If you prefer make-ahead convenience, prep the vegetables and measure out the spices and liquids into labeled containers so evening assembly is seamless. Browning the meat ahead of time and refrigerating it will shave off active cooking time on busy nights — just combine and simmer with rice and liquids until heated and tender.

Frequently Asked Questions

Answers to common questions from home cooks about this skillet.

  • Can I swap the meat? Yes — this method works well with ground turkey, chicken, or plant-based crumbles. Adjust seasoning and doneness cues, as leaner proteins brown differently and may need a touch of oil for moisture.
  • What rice works best? Long-grain rice is recommended for a fluffy texture that won’t clump. Short-grain rice will yield a stickier result; if you use it, reduce liquid slightly and monitor closely.
  • Can I make it vegetarian? Absolutely — replace the meat with a mix of mushrooms, lentils, or a plant-based ground alternative, and substitute vegetable broth for the beef broth.
  • How do I avoid mushy peppers? Slice peppers uniformly and sauté until just softened; they will finish cooking during the simmer but retain some bite if not overcooked during the initial sauté.
  • Is this recipe oven-safe? The recipe can be finished in an oven-safe skillet under a broiler for a minute to brown the cheese, but it’s not necessary. If you choose to broil, watch closely to prevent burning.

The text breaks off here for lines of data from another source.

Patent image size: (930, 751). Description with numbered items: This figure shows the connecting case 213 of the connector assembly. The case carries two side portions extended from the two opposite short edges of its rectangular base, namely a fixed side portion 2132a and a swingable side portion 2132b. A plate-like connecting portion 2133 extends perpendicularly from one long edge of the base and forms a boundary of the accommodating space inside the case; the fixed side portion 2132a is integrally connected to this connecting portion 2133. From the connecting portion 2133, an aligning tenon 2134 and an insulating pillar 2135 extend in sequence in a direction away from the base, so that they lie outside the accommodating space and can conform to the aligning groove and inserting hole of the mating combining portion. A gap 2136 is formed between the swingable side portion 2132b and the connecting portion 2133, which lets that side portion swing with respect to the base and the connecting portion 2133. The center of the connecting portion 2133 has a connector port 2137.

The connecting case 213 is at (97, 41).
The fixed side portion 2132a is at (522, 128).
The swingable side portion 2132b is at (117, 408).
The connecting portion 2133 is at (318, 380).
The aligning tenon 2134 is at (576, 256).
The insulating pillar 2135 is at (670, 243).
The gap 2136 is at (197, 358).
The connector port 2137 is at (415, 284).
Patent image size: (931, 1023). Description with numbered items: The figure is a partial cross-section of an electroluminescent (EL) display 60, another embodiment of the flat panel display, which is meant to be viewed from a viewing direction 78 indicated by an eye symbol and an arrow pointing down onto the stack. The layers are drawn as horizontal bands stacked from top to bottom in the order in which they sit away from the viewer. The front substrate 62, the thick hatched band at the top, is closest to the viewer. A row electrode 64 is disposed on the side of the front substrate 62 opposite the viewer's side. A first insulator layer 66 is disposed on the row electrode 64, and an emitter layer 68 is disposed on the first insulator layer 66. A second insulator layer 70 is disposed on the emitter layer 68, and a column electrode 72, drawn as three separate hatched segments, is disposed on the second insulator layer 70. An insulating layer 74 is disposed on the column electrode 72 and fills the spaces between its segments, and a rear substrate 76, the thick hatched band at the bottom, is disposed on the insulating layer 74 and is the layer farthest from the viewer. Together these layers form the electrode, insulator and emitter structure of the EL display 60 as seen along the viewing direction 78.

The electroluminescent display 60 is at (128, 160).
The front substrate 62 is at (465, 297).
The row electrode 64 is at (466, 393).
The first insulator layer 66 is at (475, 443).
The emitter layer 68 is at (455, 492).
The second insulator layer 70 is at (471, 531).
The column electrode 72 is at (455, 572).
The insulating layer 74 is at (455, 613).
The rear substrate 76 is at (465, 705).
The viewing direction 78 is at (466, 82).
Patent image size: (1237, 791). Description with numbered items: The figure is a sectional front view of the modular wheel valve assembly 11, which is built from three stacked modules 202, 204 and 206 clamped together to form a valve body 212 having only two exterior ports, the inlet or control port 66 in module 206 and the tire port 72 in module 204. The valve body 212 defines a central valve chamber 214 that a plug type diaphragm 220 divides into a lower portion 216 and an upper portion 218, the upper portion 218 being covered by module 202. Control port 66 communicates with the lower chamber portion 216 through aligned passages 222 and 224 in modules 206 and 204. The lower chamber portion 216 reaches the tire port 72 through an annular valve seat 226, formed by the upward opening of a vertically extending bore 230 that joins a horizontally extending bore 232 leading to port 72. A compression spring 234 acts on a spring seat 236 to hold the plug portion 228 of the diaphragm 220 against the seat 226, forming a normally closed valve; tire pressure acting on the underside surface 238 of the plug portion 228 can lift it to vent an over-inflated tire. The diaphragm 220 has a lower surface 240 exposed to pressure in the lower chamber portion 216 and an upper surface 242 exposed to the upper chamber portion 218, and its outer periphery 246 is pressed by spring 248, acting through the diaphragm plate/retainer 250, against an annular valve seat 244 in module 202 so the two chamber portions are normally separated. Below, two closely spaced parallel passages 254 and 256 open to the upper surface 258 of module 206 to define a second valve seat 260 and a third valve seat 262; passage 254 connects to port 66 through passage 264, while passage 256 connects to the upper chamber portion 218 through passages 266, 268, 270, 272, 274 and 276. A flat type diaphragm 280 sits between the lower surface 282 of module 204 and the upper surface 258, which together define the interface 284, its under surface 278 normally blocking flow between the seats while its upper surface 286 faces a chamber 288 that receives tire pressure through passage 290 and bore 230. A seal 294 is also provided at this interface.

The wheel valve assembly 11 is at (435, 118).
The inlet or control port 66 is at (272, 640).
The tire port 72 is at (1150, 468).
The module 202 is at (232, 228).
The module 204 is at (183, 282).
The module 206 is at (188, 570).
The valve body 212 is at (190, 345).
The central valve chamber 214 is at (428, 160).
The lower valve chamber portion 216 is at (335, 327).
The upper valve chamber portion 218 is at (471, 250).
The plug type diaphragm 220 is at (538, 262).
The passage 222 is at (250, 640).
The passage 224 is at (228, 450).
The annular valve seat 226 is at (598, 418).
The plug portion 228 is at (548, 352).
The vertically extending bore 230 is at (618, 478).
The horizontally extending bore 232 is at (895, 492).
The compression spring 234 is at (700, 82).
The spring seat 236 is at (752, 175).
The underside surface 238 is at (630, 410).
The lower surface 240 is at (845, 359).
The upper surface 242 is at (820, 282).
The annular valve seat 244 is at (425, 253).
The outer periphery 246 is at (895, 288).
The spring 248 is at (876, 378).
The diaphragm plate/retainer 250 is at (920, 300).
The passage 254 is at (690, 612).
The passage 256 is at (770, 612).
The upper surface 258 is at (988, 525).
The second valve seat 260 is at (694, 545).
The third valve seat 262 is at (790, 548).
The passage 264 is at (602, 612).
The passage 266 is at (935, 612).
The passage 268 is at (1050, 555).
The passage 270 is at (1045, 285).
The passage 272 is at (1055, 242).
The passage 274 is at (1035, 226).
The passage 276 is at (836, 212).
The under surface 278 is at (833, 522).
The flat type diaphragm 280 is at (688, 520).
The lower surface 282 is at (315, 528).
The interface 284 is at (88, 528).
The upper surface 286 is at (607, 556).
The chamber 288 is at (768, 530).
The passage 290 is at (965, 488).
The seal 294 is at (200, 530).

If you have other questions about ingredient swaps, timing adjustments for different stoves, or ways to scale the recipe, I’m happy to help — leave a note with your pantry constraints or the equipment you’re using and I’ll suggest tailored tweaks. This final paragraph is here to remind you that small technique choices make a big difference and that I’m available to guide you through them.

Unstuffed Pepper Skillet

Unstuffed Pepper Skillet

Craving stuffed peppers but want less fuss? Try this Unstuffed Pepper Skillet: all the flavors of stuffed peppers in one pan—savory ground beef, tender rice, colorful bell peppers, and melted cheddar. Ready in about 35 minutes!

total time

35

servings

4

calories

560 kcal

ingredients

  • 1 lb (450 g) ground beef 🥩
  • 1 cup (200 g) long-grain rice 🍚
  • 3 bell peppers (mixed colors), sliced 🌶️
  • 1 medium onion, diced 🧅
  • 2 cloves garlic, minced 🧄
  • 1 can (14 oz / 400 g) diced tomatoes 🍅
  • 2 tbsp tomato paste 🍅🧴
  • 2 cups (480 ml) beef broth 🥣
  • 1 tsp smoked paprika 🌶️
  • 1 tsp dried oregano 🌿
  • Salt and pepper to taste 🧂
  • 1 cup shredded cheddar cheese 🧀
  • 2 tbsp olive oil 🫒
  • Fresh parsley, chopped for garnish 🌿

instructions

  1. Heat a large oven-safe skillet over medium-high heat and add the olive oil.
  2. Add the diced onion and sliced bell peppers; sauté 4–5 minutes until softened.
  3. Stir in the minced garlic and cook 30 seconds until fragrant.
  4. Push the vegetables to the side and add the ground beef. Brown the beef, breaking it up with a spoon, about 5–6 minutes. Season with salt, pepper, smoked paprika, and oregano.
  5. Stir the rice into the skillet to coat with the beef and veggies for 1 minute.
  6. Add the diced tomatoes, tomato paste, and beef broth. Stir well to combine and bring to a gentle boil.
  7. Reduce heat to low, cover the skillet, and simmer for 18–20 minutes, or until the rice is tender and the liquid is mostly absorbed. Stir once halfway through.
  8. Once the rice is cooked, remove from heat and sprinkle the shredded cheddar evenly over the top. Cover for 2–3 minutes to let the cheese melt.
  9. Garnish with chopped parsley, adjust seasoning if needed, and serve hot straight from the skillet.